Let me take you to the trauma bay for a moment. Imagine that you’ve just survived a car accident, and the ambulance has transported you to the nearest hospital. As you’re rolled into the trauma bay, you’re met with a team who slides you from the stretcher onto a hospital bed. There’s a person at the head of your bed, whose face looks down at yours.
“What’s your name, sir?”
That’s “A” – for airway. It’s not really a polite inquiry; they want to know if you’re able to speak. If you answer (“My name is Joe!”), your airway is clear. A gurgle, choke, or silence in response means that your airway may be compromised- and nothing else matters until the problem is resolved. Nothing else matters because a blocked airway means no oxygen is getting to the brain, the heart, the kidneys, the gut. The patient is minutes away from permanent brain damage. The airway is cleared, or nothing else happens. “A” is always first.
But now that you’re speaking, a stethoscope is brought to your chest- rise and fall, rise and fall. Are there breath sounds on both sides? This is “B” – breathing. Are the lungs expanding? If not, the team stops until the problem is identified and resolved. At which point they move on to “C” – circulation. What’s Joe’s heart rate? His blood pressure? Does he have a pulse? If there’s a pulse in the carotid artery at the side of the neck, that’s good; if there’s a pulse in the radial artery in the wrist, even better. A pulse all the way down in the dorsalis pedis artery, on the top of the foot? Better still- the heart is strong enough and full enough to get blood as far away as it needs to go.
A, B, C comes first because these are the things that kill trauma patients in the golden hour. It might seem obvious: if someone isn’t breathing, their broken leg is unimportant. But when Joe arrives with his thigh bone protruding at a grotesque angle through his skin, it is very hard to realize that there could be a problem that is more urgent but less apparent.
The physician or team who responds to a trauma prepares for everything, expects anything. What Styner and his team created was a mental model; a process; a path.
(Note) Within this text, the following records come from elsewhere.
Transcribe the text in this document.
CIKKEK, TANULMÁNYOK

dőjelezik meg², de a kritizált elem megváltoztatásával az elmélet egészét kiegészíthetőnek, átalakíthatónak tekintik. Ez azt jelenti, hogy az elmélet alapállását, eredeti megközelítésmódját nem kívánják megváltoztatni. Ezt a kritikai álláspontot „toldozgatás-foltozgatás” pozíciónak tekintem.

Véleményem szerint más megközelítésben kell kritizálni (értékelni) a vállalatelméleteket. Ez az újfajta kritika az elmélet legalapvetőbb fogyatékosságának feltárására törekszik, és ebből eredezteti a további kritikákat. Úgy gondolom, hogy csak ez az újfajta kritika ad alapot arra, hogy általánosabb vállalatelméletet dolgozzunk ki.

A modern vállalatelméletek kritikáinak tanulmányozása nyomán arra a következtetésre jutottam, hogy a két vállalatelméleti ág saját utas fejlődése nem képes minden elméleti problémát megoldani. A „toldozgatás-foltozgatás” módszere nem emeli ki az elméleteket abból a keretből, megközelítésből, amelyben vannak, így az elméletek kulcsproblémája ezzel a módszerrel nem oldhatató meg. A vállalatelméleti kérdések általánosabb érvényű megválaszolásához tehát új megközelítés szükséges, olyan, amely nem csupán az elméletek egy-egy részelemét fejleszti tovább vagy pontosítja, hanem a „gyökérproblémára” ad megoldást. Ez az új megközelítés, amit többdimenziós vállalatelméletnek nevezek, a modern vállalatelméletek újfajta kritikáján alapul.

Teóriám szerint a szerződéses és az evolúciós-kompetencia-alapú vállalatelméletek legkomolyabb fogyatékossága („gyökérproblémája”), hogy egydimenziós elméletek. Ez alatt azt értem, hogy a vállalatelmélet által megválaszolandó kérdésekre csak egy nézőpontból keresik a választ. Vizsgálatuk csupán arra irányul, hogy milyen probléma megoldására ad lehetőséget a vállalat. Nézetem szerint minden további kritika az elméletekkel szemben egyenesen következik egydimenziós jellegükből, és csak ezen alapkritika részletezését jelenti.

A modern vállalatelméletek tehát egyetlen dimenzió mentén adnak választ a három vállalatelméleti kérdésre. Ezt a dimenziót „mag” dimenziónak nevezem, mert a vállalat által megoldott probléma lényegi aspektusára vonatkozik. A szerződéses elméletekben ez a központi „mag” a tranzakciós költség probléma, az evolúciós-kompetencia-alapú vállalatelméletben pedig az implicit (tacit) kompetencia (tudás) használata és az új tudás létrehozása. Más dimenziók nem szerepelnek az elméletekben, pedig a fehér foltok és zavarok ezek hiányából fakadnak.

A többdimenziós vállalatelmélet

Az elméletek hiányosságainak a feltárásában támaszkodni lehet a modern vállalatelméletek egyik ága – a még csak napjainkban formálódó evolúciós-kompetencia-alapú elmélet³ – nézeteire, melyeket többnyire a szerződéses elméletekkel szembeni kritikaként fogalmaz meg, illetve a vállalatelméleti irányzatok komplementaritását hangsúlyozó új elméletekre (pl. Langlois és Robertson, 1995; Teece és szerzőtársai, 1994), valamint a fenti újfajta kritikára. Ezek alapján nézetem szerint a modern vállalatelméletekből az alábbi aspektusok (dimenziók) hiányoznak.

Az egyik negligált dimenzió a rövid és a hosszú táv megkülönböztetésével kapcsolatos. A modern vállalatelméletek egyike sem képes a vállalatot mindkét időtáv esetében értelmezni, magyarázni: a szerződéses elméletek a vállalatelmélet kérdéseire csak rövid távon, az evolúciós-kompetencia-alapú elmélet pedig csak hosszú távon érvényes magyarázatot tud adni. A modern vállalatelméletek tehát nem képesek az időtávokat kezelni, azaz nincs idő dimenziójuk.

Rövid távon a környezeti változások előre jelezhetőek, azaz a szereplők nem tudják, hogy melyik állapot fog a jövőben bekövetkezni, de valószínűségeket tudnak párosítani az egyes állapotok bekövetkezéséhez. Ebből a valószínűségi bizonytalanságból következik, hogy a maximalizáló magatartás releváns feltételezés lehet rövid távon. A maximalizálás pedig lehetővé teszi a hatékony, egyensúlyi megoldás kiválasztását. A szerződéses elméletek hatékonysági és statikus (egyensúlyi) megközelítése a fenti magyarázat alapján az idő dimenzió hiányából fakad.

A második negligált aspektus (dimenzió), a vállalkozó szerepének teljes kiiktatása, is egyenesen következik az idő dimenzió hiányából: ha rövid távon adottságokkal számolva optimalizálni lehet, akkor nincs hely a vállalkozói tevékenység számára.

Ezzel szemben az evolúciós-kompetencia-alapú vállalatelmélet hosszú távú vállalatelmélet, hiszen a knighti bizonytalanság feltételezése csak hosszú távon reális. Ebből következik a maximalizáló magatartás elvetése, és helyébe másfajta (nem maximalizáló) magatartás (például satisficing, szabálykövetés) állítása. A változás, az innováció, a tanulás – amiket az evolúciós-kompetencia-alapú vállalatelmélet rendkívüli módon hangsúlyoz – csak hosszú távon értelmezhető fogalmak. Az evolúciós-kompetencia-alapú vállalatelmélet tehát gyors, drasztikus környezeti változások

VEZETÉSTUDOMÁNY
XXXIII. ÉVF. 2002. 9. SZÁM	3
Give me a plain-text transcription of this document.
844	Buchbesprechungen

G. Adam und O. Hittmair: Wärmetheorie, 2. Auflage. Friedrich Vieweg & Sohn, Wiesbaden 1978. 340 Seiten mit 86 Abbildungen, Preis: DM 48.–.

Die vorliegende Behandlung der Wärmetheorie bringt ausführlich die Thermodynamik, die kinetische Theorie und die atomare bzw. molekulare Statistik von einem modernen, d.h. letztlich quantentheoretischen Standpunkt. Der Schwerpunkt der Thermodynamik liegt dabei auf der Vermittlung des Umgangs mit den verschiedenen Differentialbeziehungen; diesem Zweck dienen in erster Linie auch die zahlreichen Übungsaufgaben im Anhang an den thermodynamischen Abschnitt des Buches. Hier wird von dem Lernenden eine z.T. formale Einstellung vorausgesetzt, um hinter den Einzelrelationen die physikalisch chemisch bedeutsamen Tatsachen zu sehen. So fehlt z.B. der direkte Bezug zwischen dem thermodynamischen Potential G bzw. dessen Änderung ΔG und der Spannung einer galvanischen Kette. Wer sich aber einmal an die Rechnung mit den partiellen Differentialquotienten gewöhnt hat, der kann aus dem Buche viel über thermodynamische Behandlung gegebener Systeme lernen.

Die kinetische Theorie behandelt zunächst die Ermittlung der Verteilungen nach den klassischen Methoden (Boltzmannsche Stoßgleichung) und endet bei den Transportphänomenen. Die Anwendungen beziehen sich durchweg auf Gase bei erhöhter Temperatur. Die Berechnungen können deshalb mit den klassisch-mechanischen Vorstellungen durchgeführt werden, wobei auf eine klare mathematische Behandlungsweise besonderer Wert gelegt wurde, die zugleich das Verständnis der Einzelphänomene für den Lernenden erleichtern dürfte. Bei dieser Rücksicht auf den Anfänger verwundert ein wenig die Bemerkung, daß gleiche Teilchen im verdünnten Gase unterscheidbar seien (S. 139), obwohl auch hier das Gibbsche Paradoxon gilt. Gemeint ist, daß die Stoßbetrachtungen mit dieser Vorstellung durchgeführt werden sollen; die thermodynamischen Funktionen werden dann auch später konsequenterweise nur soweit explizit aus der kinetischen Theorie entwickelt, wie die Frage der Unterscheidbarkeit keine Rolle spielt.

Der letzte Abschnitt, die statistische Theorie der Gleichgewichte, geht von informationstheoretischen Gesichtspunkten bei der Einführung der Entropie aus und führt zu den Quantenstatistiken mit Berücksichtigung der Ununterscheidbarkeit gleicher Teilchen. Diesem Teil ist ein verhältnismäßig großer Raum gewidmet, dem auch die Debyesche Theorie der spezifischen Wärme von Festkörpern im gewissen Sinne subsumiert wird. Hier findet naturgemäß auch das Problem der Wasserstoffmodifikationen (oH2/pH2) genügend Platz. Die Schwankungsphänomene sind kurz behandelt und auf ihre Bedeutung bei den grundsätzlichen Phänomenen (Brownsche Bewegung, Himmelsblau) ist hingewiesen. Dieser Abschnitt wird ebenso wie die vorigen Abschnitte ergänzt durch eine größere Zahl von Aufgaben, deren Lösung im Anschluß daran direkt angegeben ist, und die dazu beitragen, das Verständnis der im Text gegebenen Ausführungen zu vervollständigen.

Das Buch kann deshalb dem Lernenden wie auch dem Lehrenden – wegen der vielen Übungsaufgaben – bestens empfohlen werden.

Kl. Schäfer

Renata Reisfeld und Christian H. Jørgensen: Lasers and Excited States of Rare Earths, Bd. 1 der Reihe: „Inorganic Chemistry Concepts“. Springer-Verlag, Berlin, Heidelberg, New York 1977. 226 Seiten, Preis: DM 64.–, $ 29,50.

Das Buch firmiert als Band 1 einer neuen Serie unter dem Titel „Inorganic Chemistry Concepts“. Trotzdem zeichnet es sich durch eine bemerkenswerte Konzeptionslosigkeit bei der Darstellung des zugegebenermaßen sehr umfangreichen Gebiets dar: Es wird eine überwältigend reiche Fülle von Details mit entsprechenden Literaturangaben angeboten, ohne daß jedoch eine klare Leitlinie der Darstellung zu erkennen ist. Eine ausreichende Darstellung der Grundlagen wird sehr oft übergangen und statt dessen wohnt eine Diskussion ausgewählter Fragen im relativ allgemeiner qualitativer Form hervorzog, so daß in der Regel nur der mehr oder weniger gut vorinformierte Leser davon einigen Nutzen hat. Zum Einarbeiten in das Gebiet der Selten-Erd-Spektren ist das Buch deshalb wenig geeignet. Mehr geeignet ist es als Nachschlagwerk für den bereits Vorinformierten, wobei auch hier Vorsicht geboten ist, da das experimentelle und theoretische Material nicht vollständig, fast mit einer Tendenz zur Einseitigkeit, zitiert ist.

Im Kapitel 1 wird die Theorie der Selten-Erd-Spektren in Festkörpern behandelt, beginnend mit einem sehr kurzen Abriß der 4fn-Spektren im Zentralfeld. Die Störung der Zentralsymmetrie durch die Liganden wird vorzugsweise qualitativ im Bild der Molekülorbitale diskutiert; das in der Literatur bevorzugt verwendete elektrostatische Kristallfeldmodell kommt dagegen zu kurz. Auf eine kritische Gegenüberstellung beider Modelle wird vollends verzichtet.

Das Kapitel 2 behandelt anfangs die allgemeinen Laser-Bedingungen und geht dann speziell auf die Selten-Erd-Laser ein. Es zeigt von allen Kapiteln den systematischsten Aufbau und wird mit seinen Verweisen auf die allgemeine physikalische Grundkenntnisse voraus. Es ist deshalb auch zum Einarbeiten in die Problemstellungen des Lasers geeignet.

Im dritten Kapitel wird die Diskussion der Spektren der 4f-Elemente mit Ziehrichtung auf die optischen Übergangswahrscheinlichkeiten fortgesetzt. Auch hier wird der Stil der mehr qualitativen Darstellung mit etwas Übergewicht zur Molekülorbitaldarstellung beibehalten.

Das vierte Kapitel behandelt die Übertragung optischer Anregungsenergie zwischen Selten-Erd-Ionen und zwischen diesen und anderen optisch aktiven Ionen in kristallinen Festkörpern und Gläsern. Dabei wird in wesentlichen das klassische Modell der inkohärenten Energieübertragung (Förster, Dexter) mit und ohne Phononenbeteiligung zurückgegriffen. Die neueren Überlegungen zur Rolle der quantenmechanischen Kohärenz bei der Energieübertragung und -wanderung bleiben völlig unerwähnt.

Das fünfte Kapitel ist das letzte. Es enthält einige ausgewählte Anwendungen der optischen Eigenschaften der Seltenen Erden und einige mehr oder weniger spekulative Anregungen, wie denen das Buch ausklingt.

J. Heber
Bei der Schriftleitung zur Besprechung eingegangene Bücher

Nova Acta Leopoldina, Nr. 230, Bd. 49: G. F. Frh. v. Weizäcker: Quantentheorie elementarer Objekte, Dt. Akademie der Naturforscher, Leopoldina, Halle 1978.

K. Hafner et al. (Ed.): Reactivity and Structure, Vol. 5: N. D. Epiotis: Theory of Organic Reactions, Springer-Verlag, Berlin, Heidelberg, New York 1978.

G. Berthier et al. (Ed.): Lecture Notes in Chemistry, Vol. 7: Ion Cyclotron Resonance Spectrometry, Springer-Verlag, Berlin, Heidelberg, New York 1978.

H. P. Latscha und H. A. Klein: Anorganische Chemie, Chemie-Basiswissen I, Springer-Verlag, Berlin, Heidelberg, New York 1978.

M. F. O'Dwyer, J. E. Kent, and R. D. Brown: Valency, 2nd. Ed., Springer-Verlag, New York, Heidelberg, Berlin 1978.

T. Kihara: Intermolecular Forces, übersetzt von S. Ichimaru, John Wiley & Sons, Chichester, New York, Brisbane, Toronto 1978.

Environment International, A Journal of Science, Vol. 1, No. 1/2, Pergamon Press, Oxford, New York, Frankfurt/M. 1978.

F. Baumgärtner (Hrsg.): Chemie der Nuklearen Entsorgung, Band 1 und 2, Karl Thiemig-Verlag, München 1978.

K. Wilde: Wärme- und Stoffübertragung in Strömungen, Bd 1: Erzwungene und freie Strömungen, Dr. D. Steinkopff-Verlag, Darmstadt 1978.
A rhythm that keeps everyone in the room dancing to the same beat, and prevents them from missing the potentially lethal injury in the face of the more immediately obvious.
Airway. Breathing. Circulation.
An algorithm for the unknown.
The Impact
The American College of Surgeons adopted the ATLS protocol (originally called “the Nebraska protocol”) soon after its development. It was expanded upon, reviewed, and taught- first in Nebraska, then throughout the United States, and now, around the world. Researchers have found that preventable trauma deaths are cut roughly in half after hospital or city-wide ATLS training, with the biggest impact in the hospitals for whom the protocol was developed: rural centers, small hospitals, and developing nations.[1][2][3]
Change is often slow, and not every innovator receives recognition in their own time. Even fewer see the impact of their work fully realized. Styner is one of these few. Before his death in 2024, more than 1 million physicians in 86 countries were trained in ATLS. It has become not just the standard of care for trauma, but a language in its own right, connecting trauma providers across cultures and communities. Styner saw the power of that language first-hand when he joined a medical mission to Peru. Two Peruvian marines were injured in a gunfight and rushed to a small field hospital. The local team and their patients spoke only Spanish. The visiting American doctors spoke only English. But “the common thread was the ATLS ‘language’ that was used by both groups,” and the result was a team working in concert: coordinated, organized, efficient, and effective.
Styner had transformed his personal tragedy into a systems-based solution. And the results are visible around the world.